Come on guys, let's be honest. It has to be YOU, the installer, who just doesn't know what you're doing. This *is why* YOU need to leave old car repairs and restoration to the PROFESSIONALS who know what they are doing. That's why you pay a $100 an hour and tens of thousands of dollars for such work because not only do "they" know what "they" are doing, the 35 year old owner/worker has all the knowledge and experience with these older cars.

This *is why* you need to ditch that obsolete "old guy" nostalgia thinking of trying to restore or rebuild your car and go modern/resto-mod with things far more updated and waaaaaaay better.......and made in America.....like an LS3 engine, modern day 4-speed OD automatic transmissions or 5/6-speed manuals, rack & pinion steering, tubular A-arms, custom built 9 inch Ford/12-bolt rears, digital gauges and components, upgraded interiors, 18" rims & tires, and two part paint jobs!

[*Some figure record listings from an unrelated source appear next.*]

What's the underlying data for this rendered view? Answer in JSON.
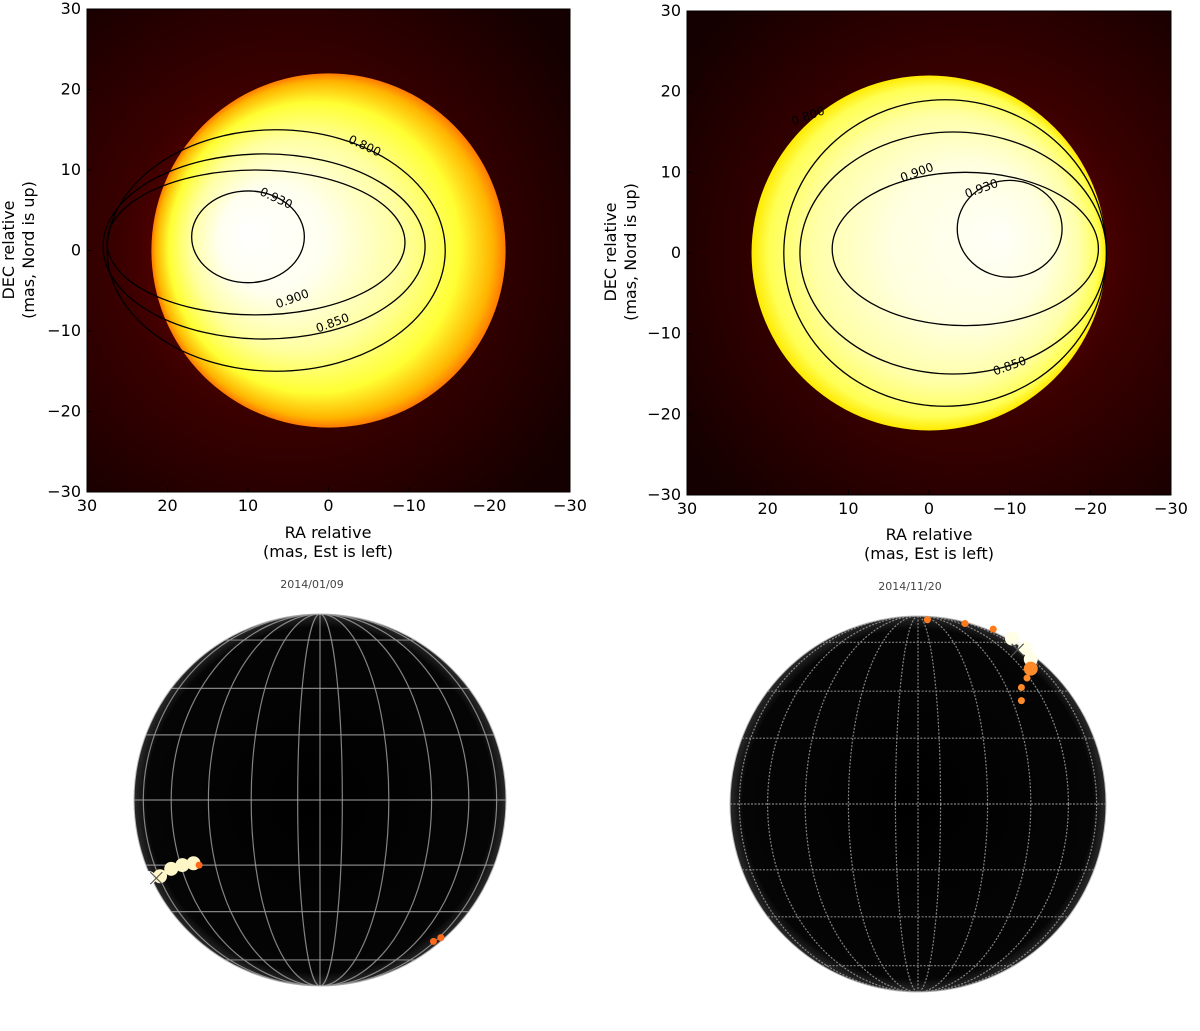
{
  "chart_data": [
    {
      "type": "heatmap",
      "title": "",
      "xlabel": "RA relative",
      "xlabel2": "(mas, Est is left)",
      "ylabel": "DEC relative",
      "ylabel2": "(mas, Nord is up)",
      "xlim": [
        30,
        -30
      ],
      "ylim": [
        -30,
        30
      ],
      "xticks": [
        30,
        20,
        10,
        0,
        -10,
        -20,
        -30
      ],
      "yticks": [
        -30,
        -20,
        -10,
        0,
        10,
        20,
        30
      ],
      "xtick_labels": [
        "30",
        "20",
        "10",
        "0",
        "−10",
        "−20",
        "−30"
      ],
      "ytick_labels": [
        "−30",
        "−20",
        "−10",
        "0",
        "10",
        "20",
        "30"
      ],
      "disk": {
        "center": [
          0,
          0
        ],
        "radius": 22
      },
      "peak": [
        10,
        2
      ],
      "contours": [
        {
          "level": 0.8,
          "label": "0.800",
          "center": [
            6.5,
            0
          ],
          "rx": 21,
          "ry": 15,
          "label_at": [
            -4.5,
            13
          ]
        },
        {
          "level": 0.85,
          "label": "0.850",
          "center": [
            8,
            0.5
          ],
          "rx": 20,
          "ry": 11.5,
          "label_at": [
            -0.5,
            -9
          ]
        },
        {
          "level": 0.9,
          "label": "0.900",
          "center": [
            9,
            1
          ],
          "rx": 18.5,
          "ry": 9,
          "label_at": [
            4.5,
            -6
          ]
        },
        {
          "level": 0.93,
          "label": "0.930",
          "center": [
            10,
            1.7
          ],
          "rx": 7,
          "ry": 5.7,
          "label_at": [
            6.5,
            6.5
          ]
        }
      ]
    },
    {
      "type": "heatmap",
      "title": "",
      "xlabel": "RA relative",
      "xlabel2": "(mas, Est is left)",
      "ylabel": "DEC relative",
      "ylabel2": "(mas, Nord is up)",
      "xlim": [
        30,
        -30
      ],
      "ylim": [
        -30,
        30
      ],
      "xticks": [
        30,
        20,
        10,
        0,
        -10,
        -20,
        -30
      ],
      "yticks": [
        -30,
        -20,
        -10,
        0,
        10,
        20,
        30
      ],
      "xtick_labels": [
        "30",
        "20",
        "10",
        "0",
        "−10",
        "−20",
        "−30"
      ],
      "ytick_labels": [
        "−30",
        "−20",
        "−10",
        "0",
        "10",
        "20",
        "30"
      ],
      "disk": {
        "center": [
          0,
          0
        ],
        "radius": 22
      },
      "peak": [
        -9,
        2
      ],
      "contours": [
        {
          "level": 0.8,
          "label": "0.800",
          "center": [
            -2,
            0
          ],
          "rx": 20,
          "ry": 19,
          "label_at": [
            15,
            17
          ]
        },
        {
          "level": 0.85,
          "label": "0.850",
          "center": [
            -3,
            0
          ],
          "rx": 19,
          "ry": 15,
          "label_at": [
            -10,
            -14
          ]
        },
        {
          "level": 0.9,
          "label": "0.900",
          "center": [
            -4.5,
            0.5
          ],
          "rx": 16.5,
          "ry": 9.5,
          "label_at": [
            1.5,
            10
          ]
        },
        {
          "level": 0.93,
          "label": "0.930",
          "center": [
            -10,
            3
          ],
          "rx": 6.5,
          "ry": 6,
          "label_at": [
            -6.5,
            8
          ]
        }
      ]
    },
    {
      "type": "scatter",
      "title": "2014/01/09",
      "center": [
        320,
        800
      ],
      "radius": 186,
      "meridians": [
        0.12,
        0.37,
        0.6,
        0.8,
        0.95
      ],
      "parallels": [
        -0.86,
        -0.6,
        -0.35,
        0.0,
        0.35,
        0.6,
        0.86
      ],
      "spot_points": [
        [
          -0.97,
          0.38
        ],
        [
          -0.92,
          0.42
        ],
        [
          -0.86,
          0.41
        ],
        [
          -0.8,
          0.37
        ],
        [
          -0.74,
          0.35
        ],
        [
          -0.68,
          0.34
        ],
        [
          -0.65,
          0.35
        ],
        [
          0.61,
          0.76
        ],
        [
          0.65,
          0.74
        ]
      ],
      "marker": [
        -0.88,
        0.42
      ]
    },
    {
      "type": "scatter",
      "title": "2014/11/20",
      "center": [
        918,
        804
      ],
      "radius": 188,
      "meridians": [
        0.12,
        0.37,
        0.6,
        0.8,
        0.95
      ],
      "parallels": [
        -0.86,
        -0.6,
        -0.35,
        0.0,
        0.35,
        0.6,
        0.86
      ],
      "spot_points": [
        [
          0.05,
          -0.98
        ],
        [
          0.25,
          -0.96
        ],
        [
          0.4,
          -0.93
        ],
        [
          0.5,
          -0.88
        ],
        [
          0.57,
          -0.83
        ],
        [
          0.6,
          -0.77
        ],
        [
          0.6,
          -0.72
        ],
        [
          0.58,
          -0.67
        ],
        [
          0.55,
          -0.62
        ],
        [
          0.55,
          -0.55
        ]
      ],
      "marker": [
        0.53,
        -0.82
      ]
    }
  ]
}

OK, where is the throw-up icon on the smilies options??????

X3 with mainegoat68, BearGFR, and geeteeohguy. I myself have experienced the "will fit........" only to find it will fit with a lot of rework. America as we knew it is gone. "Quality part" or "quality work" simply means that somebody made it or did it with mediocre being an acceptable norm and "perfect" being an anomaly. Since when did Americans accept mediocre????? Do it right or don't do it at all.


----------



## srea76 (Jul 28, 2014)

My big issue is living in SE ga and no good body/paint people in area. Everyone only wants to touch insurance jobs now.


----------



## chuckha62 (Apr 5, 2010)

srea76 said:


> My big issue is living in SE ga and no good body/paint people in area. Everyone only wants to touch insurance jobs now.


That's typical of other parts of the country as well. It's the instant gratification syndrome that's endemic in our society now. It's about making quick money. Finding someone to do a complete without charging an arm and a leg is impossible!


----------



## GTO70455 (Feb 10, 2009)

There's a new guy on the block that I have herd great reviews from. Its call Auto Metal Direct. They do not make everything but have some Pontiac items. I purchased a hood from them and it was spot on.


----------



## 68-GTO (Oct 20, 2013)

+1....

i have bought the hole glasses for my ´68 by auto metal direct...
It fit to 100%


----------



## mainegoat68 (May 5, 2011)

The shipper dropped off the door, it's in very good condition, original paint even. I guess I lucked out for once, though I have some $$ in it. The fit is so much better than the repop.
I hear you guys on the hard to find paint shops. The shops that would take it right in, I wouldn't trust, and the guys with the good reputations are booked up for the next ten years. I'll look into AMD, to see what they have.


----------



## srea76 (Jul 28, 2014)

My area they only want to do insurance jobs now.


----------